Sh16.8B for marginalised areas, what will actually change on ground
Kenya has set aside Sh16.8 billion under the Equalisation Fund for the 2025/26 financial year, targeting what the law describes as marginalised areas.
The money is meant to close gaps in basic services like water, roads, health facilities and electricity, but the real question is what this looks like once it leaves Parliament and reaches the ground.
The Equalisation Fund Appropriation Bill has already gone through both Houses of Parliament and is now awaiting presidential assent.
The framework is anchored in the Constitution, which states that the Fund should support the provision of basic services in marginalised areas to the extent necessary to bring the quality of those services to the level generally enjoyed by the rest of the nation.
The breakdown of the Sh16.8 billion
According to the Bill, the total allocation is made up of two financial cycles. Sh6.2 billion is drawn from the 2024/25 financial year, while Sh10.6 billion comes from the 2025/26 financial year.
This includes statutory contributions based on audited national revenue and arrears carried forward from previous years.
Out of the total, Sh16.296 billion is earmarked directly for development projects across 34 counties classified as marginalised by the Commission on Revenue Allocation.

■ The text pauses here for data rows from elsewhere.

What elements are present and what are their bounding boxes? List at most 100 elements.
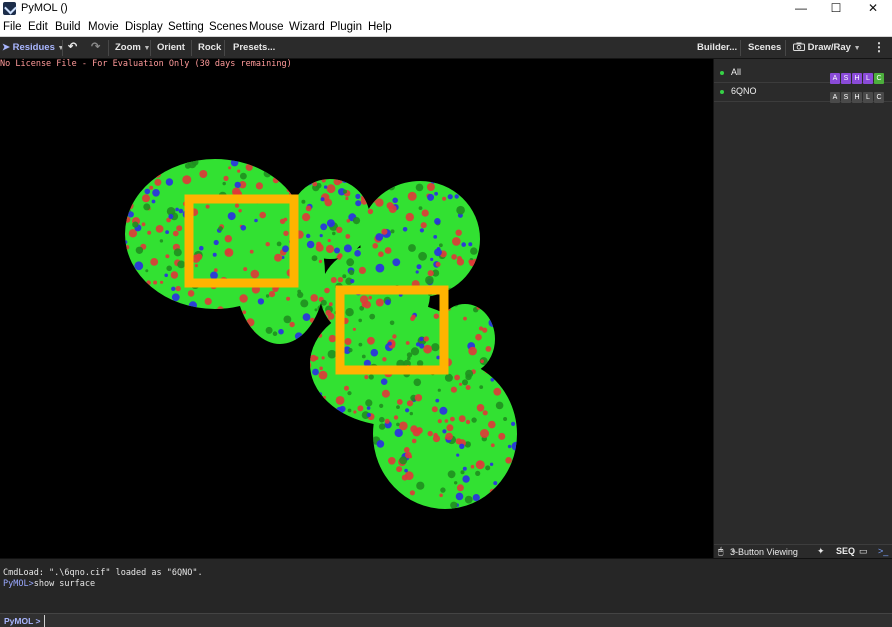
menu-movie[interactable]: Movie [88,21,119,33]
surface-atom-patch [262,365,267,369]
wand-icon[interactable]: ✦ [817,546,825,557]
surface-atom-patch [175,422,180,427]
surface-atom-patch [245,467,252,474]
surface-atom-patch [150,258,159,266]
surface-atom-patch [423,516,427,520]
menu-mouse[interactable]: Mouse [249,21,284,33]
menu-plugin[interactable]: Plugin [330,21,362,33]
surface-atom-patch [118,532,125,539]
surface-atom-patch [364,518,368,522]
console-line: PyMOL>show surface [3,579,96,589]
surface-atom-patch [435,398,440,403]
surface-atom-patch [125,456,126,463]
surface-atom-patch [262,445,271,454]
console-icon[interactable]: >_ [878,546,888,556]
surface-atom-patch [294,169,299,173]
scenes-button[interactable]: Scenes [748,42,781,53]
toolbar-divider [191,40,192,56]
surface-atom-patch [188,496,193,501]
maximize-button[interactable]: ☐ [818,0,854,18]
color-button[interactable]: C [874,92,884,103]
surface-atom-patch [278,490,287,498]
show-button[interactable]: S [841,92,851,103]
surface-atom-patch [476,404,485,412]
undo-icon[interactable]: ↶ [68,40,77,53]
builder-button[interactable]: Builder... [697,42,737,53]
surface-atom-patch [125,240,128,245]
surface-atom-patch [511,244,517,252]
action-button[interactable]: A [830,92,840,103]
surface-atom-patch [141,355,149,363]
surface-atom-patch [479,385,484,389]
surface-atom-patch [396,399,403,405]
close-button[interactable]: ✕ [855,0,891,18]
surface-atom-patch [318,494,325,501]
surface-atom-patch [234,505,242,509]
surface-atom-patch [216,401,223,408]
surface-atom-patch [208,364,217,373]
surface-atom-patch [345,196,349,201]
surface-atom-patch [355,193,361,199]
visibility-indicator[interactable] [720,90,724,94]
surface-atom-patch [456,534,464,542]
surface-atom-patch [514,203,517,210]
menu-file[interactable]: File [3,21,22,33]
surface-atom-patch [199,245,204,251]
surface-atom-patch [369,511,373,515]
surface-atom-patch [125,280,126,288]
surface-atom-patch [505,457,512,464]
surface-atom-patch [339,464,346,471]
label-button[interactable]: L [863,92,873,103]
menu-display[interactable]: Display [125,21,163,33]
surface-atom-patch [454,194,459,199]
menu-build[interactable]: Build [55,21,81,33]
surface-atom-patch [252,348,259,355]
menu-edit[interactable]: Edit [28,21,48,33]
menu-setting[interactable]: Setting [168,21,204,33]
zoom-dropdown[interactable]: Zoom ▼ [115,42,150,53]
minimize-button[interactable]: — [783,0,819,18]
orient-button[interactable]: Orient [157,42,185,53]
molecular-viewport[interactable]: No License File - For Evaluation Only (3… [0,59,713,558]
object-row-all[interactable]: All ASHLC [714,63,892,84]
draw-ray-dropdown[interactable]: Draw/Ray ▼ [793,42,861,53]
menu-help[interactable]: Help [368,21,392,33]
menu-wizard[interactable]: Wizard [289,21,325,33]
surface-atom-patch [148,487,156,495]
surface-atom-patch [324,198,333,207]
visibility-indicator[interactable] [720,71,724,75]
redo-icon[interactable]: ↷ [91,40,100,53]
surface-atom-patch [463,316,467,321]
surface-atom-patch [220,335,224,339]
menu-scenes[interactable]: Scenes [209,21,247,33]
panel-icon[interactable]: ▭ [859,546,868,557]
surface-atom-patch [184,163,191,169]
sequence-button[interactable]: SEQ [836,546,855,556]
surface-atom-patch [162,505,168,509]
surface-atom-patch [427,193,435,201]
command-input[interactable] [44,615,890,627]
surface-atom-patch [462,523,467,528]
surface-atom-patch [146,280,151,285]
surface-atom-patch [372,243,379,249]
object-row-6qno[interactable]: 6QNO ASHLC [714,82,892,103]
surface-atom-patch [524,365,530,371]
hide-button[interactable]: H [852,92,862,103]
surface-atom-patch [226,426,230,431]
surface-atom-patch [210,539,215,544]
surface-atom-patch [208,386,215,393]
surface-atom-patch [200,448,207,455]
surface-atom-patch [142,194,150,203]
surface-atom-patch [479,276,484,281]
selection-mode-dropdown[interactable]: ➤ Residues ▼ [2,42,64,53]
presets-button[interactable]: Presets... [233,42,275,53]
surface-atom-patch [248,473,254,479]
surface-atom-patch [315,504,320,509]
command-bar: PyMOL > [0,613,892,627]
surface-atom-patch [499,268,506,274]
more-options-icon[interactable]: ⋮ [873,40,885,54]
surface-atom-patch [439,406,448,415]
surface-atom-patch [275,154,279,158]
rock-button[interactable]: Rock [198,42,221,53]
protein-surface-render [118,154,530,544]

The remaining Sh504 million is allocated to the Equalisation Fund Secretariat and Board, capped at not more than three per cent of the total fund as required by law.

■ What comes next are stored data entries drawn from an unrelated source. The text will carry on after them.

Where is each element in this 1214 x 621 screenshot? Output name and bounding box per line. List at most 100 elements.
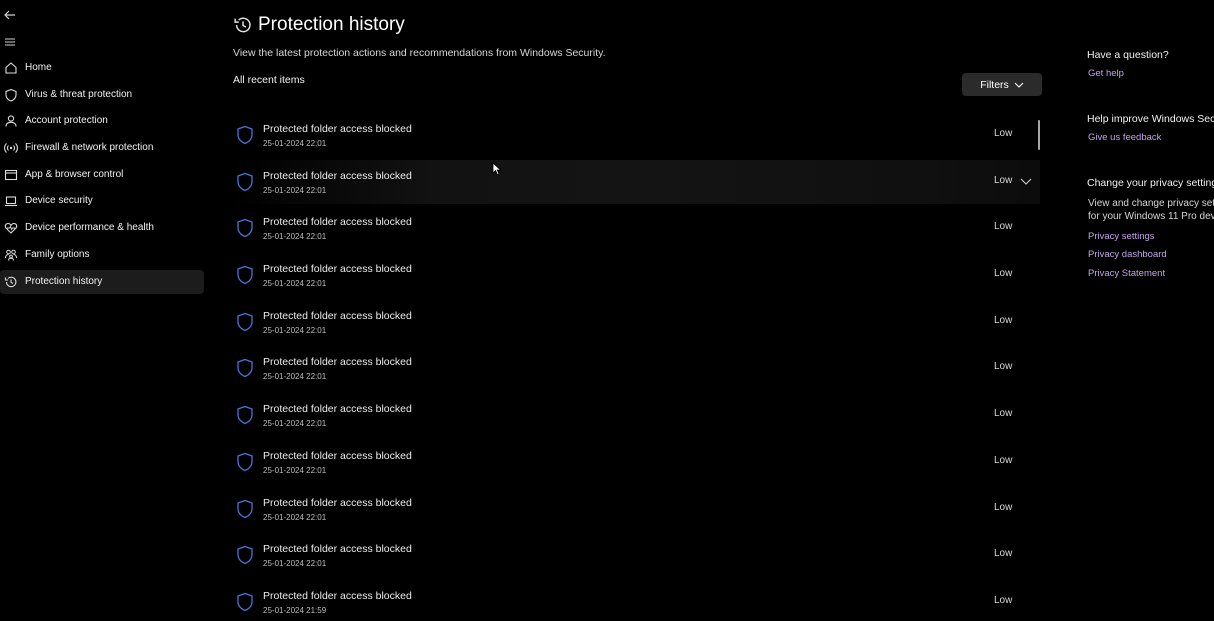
item-date: 25-01-2024 22:01 [263,512,327,522]
sidebar-item-virus-threat-protection[interactable]: Virus & threat protection [0,83,204,107]
sidebar-item-app-browser-control[interactable]: App & browser control [0,163,204,187]
item-date: 25-01-2024 22:01 [263,419,327,429]
item-date: 25-01-2024 22:01 [263,559,327,569]
shield-icon [237,359,253,378]
shield-icon [3,87,19,103]
get-help-link[interactable]: Get help [1088,68,1124,79]
filters-label: Filters [980,78,1009,91]
sidebar-item-label: Home [25,62,52,73]
list-item[interactable]: Protected folder access blocked 25-01-20… [230,253,1040,297]
severity-label: Low [994,501,1013,513]
item-title: Protected folder access blocked [263,589,412,602]
item-date: 25-01-2024 22:01 [263,372,327,382]
back-button[interactable] [2,7,18,23]
sidebar-item-protection-history[interactable]: Protection history [0,269,204,294]
scrollbar-thumb[interactable] [1038,120,1040,150]
improve-heading: Help improve Windows Secu [1087,113,1214,125]
sidebar-item-label: Virus & threat protection [25,88,133,100]
privacy-statement-link[interactable]: Privacy Statement [1088,268,1165,279]
shield-icon [237,592,253,612]
question-heading: Have a question? [1087,49,1169,61]
wifi-icon [3,140,19,156]
menu-button[interactable] [2,34,18,50]
sidebar-item-device-performance-health[interactable]: Device performance & health [0,216,204,240]
list-item[interactable]: Protected folder access blocked 25-01-20… [230,393,1040,437]
sidebar-item-account-protection[interactable]: Account protection [0,109,204,133]
shield-icon [237,265,253,285]
shield-icon [237,545,253,565]
left-navigation: Home Virus & threat protection Account p… [0,0,210,621]
home-icon [3,60,19,76]
item-title: Protected folder access blocked [263,356,412,369]
sidebar-item-label: Account protection [25,115,108,127]
privacy-dashboard-link[interactable]: Privacy dashboard [1088,249,1167,260]
page-subtitle: View the latest protection actions and r… [233,47,606,59]
severity-label: Low [994,454,1013,466]
sidebar-item-firewall-network-protection[interactable]: Firewall & network protection [0,136,204,160]
page-header: Protection history [233,14,405,36]
shield-icon [237,312,253,331]
filters-button[interactable]: Filters [962,73,1042,96]
list-item[interactable]: Protected folder access blocked 25-01-20… [230,206,1040,250]
windows-security-window: Home Virus & threat protection Account p… [0,0,1214,621]
sidebar-item-device-security[interactable]: Device security [0,189,204,213]
history-icon [233,15,253,35]
item-title: Protected folder access blocked [263,216,412,229]
nav-list: Home Virus & threat protection Account p… [0,56,204,296]
person-icon [3,113,19,129]
list-item[interactable]: Protected folder access blocked 25-01-20… [230,533,1040,577]
mouse-cursor-icon [492,162,502,176]
severity-label: Low [994,548,1013,560]
history-icon [3,274,19,290]
severity-label: Low [994,268,1013,280]
shield-icon [237,499,253,518]
back-arrow-icon [4,10,15,20]
right-panel: Have a question? Get help Help improve W… [1087,0,1214,621]
severity-label: Low [994,594,1013,606]
severity-label: Low [994,314,1013,326]
list-item[interactable]: Protected folder access blocked 25-01-20… [230,440,1040,484]
item-date: 25-01-2024 22:01 [263,232,327,242]
sidebar-item-home[interactable]: Home [0,56,204,80]
main-content: Protection history View the latest prote… [230,0,1050,621]
sidebar-item-label: Family options [25,248,90,260]
severity-label: Low [994,174,1013,186]
item-date: 25-01-2024 22:01 [263,139,327,148]
sidebar-item-label: App & browser control [25,168,124,180]
shield-icon [237,452,253,472]
sidebar-item-label: Protection history [25,275,103,287]
privacy-heading: Change your privacy settings [1087,177,1214,189]
item-title: Protected folder access blocked [263,543,412,556]
item-date: 25-01-2024 21:59 [263,605,327,615]
list-item[interactable]: Protected folder access blocked 25-01-20… [230,580,1040,621]
list-item[interactable]: Protected folder access blocked 25-01-20… [230,487,1040,531]
severity-label: Low [994,361,1013,373]
item-date: 25-01-2024 22:01 [263,185,327,195]
heart-icon [3,220,19,236]
section-heading: All recent items [233,74,305,86]
severity-label: Low [994,128,1013,139]
history-list: Protected folder access blocked 25-01-20… [230,113,1040,621]
item-title: Protected folder access blocked [263,449,412,462]
page-title: Protection history [258,14,405,35]
hamburger-icon [5,38,15,46]
list-item[interactable]: Protected folder access blocked 25-01-20… [230,346,1040,390]
chevron-down-icon[interactable] [1020,176,1032,186]
item-title: Protected folder access blocked [263,496,412,509]
item-title: Protected folder access blocked [263,309,412,322]
family-icon [3,247,19,263]
laptop-icon [3,193,19,209]
list-item[interactable]: Protected folder access blocked 25-01-20… [230,113,1040,157]
sidebar-item-family-options[interactable]: Family options [0,243,204,267]
list-item[interactable]: Protected folder access blocked 25-01-20… [230,159,1040,204]
list-item[interactable]: Protected folder access blocked 25-01-20… [230,300,1040,344]
privacy-settings-link[interactable]: Privacy settings [1088,231,1155,242]
item-title: Protected folder access blocked [263,403,412,416]
severity-label: Low [994,221,1013,233]
item-title: Protected folder access blocked [263,263,412,276]
severity-label: Low [994,408,1013,420]
item-title: Protected folder access blocked [263,123,412,135]
item-date: 25-01-2024 22:01 [263,325,327,335]
item-date: 25-01-2024 22:01 [263,279,327,289]
feedback-link[interactable]: Give us feedback [1088,132,1161,143]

On paper, the scale is significant. In practice, the impact depends on how effectively the money translates into visible projects in remote communities.
What 'marginalised areas' means in practice
The term 'marginalised' is defined through a list of counties and constituencies identified as lagging behind in access to basic services.
These are areas where residents are still struggling with long distances to health centres, poor road networks, unreliable water supply and limited access to electricity.
The Bill states that funds will be used for 'the provision of basic services, including water, roads, health facilities, and electricity.'
These are not new promises. They are long-standing gaps the Fund was created to address under Article 204 of the Constitution.
But the reality varies widely across counties. In some regions, a 'road project' may mean grading and murraming a short rural stretch that becomes impassable again during heavy rains.
In others, it could involve upgrading a health dispensary that still lacks staff and equipment even after construction.
How the money is expected to be used on the ground
The Sh16.296 billion allocation is distributed across the 34 counties, with specific projects listed in the Schedule of the Bill.
While the Bill does not always spell out highly detailed project-level breakdowns in public summaries, the intention is clear: each county receives funding tied to identifiable constituencies and basic service gaps.
Typical interventions include:
Small-scale water projects such as boreholes and piped extensions
Rural road upgrades connecting villages to trading centres
Construction or expansion of dispensaries and health centres
Rural electrification in off-grid communities
The challenge has always been implementation.
In past cycles, delays in procurement, overlapping mandates with county governments and slow project completion have reduced the speed at which communities feel the impact.
Ring-fencing the funds, control versus flexibility
One of the most important features of the Bill is how the money is handled after approval. The funds are not deposited into the County Revenue Fund.
Instead, they are transferred into special purpose accounts held at the Central Bank of Kenya by beneficiary counties.
This structure is designed to ensure the money is used strictly for its intended purpose.
It prevents diversion into general county spending, but it also reduces flexibility for counties to adjust priorities based on emerging local needs.
The Bill states that the money shall not be paid into the County Revenue Fund pursuant to Article 207(1) of the Constitution, effectively separating it from ordinary county budgets.
The real test, delivery over allocation
While Sh16.8 billion sounds substantial, the real measure will not be in parliamentary records but in whether communities see functioning water points, usable roads, staffed clinics and stable electricity connections.
For residents in marginalised counties, the Fund is not a policy debate. It is a promise that has been repeated for years.
The gap between allocation and delivery remains the key question, and this budget cycle will once again test whether the Equalisation Fund is closing inequality or simply documenting it.